Craig Monahan is best known for writing and directing his 1998 debut feature THE INTERVIEW, a tough, tense psychological thriller that barely leaves the confines of an interrogation room. HEALING switches genres and moves outdoors more or less, but Monahan is still dealing with trapped men.

Viktor Khadem (Don Hany), an Iranian immigrant living in Australia, is near the end of his long prison sentence. Transferred to low security for recent good behavior but bringing with him a reputation for violence, Viktor is placed under the supervision of progressive prison officer Matt Perry (Hugo Weaving), who places the hot tempered introvert at the centre of a programme caring for wounded birds of prey. Try as he might to avoid it, Viktor must also navigate prison politics involving new youngster Paul (Xavier Samuel), prison big shot Warren (Anthony Hayes), and his ‘dog’ Shane (Mark Leonard Winter).

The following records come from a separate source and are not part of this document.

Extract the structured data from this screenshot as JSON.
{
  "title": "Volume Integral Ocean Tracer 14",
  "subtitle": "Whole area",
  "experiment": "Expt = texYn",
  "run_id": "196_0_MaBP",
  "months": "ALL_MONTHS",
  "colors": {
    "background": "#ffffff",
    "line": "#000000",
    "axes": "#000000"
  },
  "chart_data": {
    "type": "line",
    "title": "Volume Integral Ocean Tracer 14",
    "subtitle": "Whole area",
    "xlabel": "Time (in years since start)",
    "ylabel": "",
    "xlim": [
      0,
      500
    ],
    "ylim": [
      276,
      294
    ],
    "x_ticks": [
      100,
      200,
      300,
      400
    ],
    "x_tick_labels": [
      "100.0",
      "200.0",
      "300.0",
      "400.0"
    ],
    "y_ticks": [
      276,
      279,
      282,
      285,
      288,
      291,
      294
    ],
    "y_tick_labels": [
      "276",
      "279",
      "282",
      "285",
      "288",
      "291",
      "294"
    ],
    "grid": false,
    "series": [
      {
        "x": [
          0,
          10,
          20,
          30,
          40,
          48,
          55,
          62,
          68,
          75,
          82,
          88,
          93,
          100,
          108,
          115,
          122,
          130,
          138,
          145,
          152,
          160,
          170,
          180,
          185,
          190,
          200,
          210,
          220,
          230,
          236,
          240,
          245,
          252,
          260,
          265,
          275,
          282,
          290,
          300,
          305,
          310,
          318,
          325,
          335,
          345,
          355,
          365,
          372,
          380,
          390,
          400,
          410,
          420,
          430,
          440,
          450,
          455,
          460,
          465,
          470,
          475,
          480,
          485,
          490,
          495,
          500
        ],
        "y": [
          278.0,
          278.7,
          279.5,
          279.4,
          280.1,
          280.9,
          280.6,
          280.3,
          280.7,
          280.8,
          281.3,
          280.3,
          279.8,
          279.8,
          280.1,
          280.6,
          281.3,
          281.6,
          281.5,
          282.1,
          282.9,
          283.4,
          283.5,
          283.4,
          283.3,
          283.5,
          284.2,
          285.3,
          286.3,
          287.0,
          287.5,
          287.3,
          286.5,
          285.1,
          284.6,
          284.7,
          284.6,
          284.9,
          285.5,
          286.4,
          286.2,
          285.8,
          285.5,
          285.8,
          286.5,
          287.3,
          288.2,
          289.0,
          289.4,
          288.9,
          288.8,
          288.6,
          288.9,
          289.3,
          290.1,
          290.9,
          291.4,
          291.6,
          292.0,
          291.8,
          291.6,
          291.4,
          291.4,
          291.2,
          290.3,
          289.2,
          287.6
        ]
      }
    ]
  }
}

The metaphor for rehabilitation may be an obvious and simple one, but it serves the story amply, and these moments are HEALING’s greatest strength. The birds are naturally magnificent - especially when they're photographed this lovingly, and their time on screen also allow the human actors their strongest scenes. It’s a shame there aren’t a lot more of them, as the rest of Monahan and co-writer Alison Nisselle’s screenplay is a simplistic and clumsy doling out of prison movie clichés. Weaving is once again fine, bringing whatever subtlety and nuance he can, but Hany struggles to make much of an impression with his stoic leading role when he's given so little, and nearly everyone else (even the brilliant Tony Martin as Perry’s gruff, no-nonsense co-worker) can only try their best with characters sketched from the broadest of brush-strokes. Hayes, normally so strong, gets shortest shrift, coming off about as menacing as a private school bully; only Winter’s Shane has any kind of interesting shading or fresh spin on these familiar tropes.

On one hand it’s hard to get your head around the fact that Monahan and Nisselle spent the best part of a decade getting this story to the screen; on the other, it’s pretty easy to guess why – it probably took a long time to convince financiers a screenplay this underwritten (it feels like a first or second draft), this pat, this ear-bashingly clunky in its exposition could be shaped and finessed to its full potential. As it stands, for the most part this didn't happen. More's the pity, it comes from a filmmaker we know is capable of much more.

HEALING is released May 8 in Australia.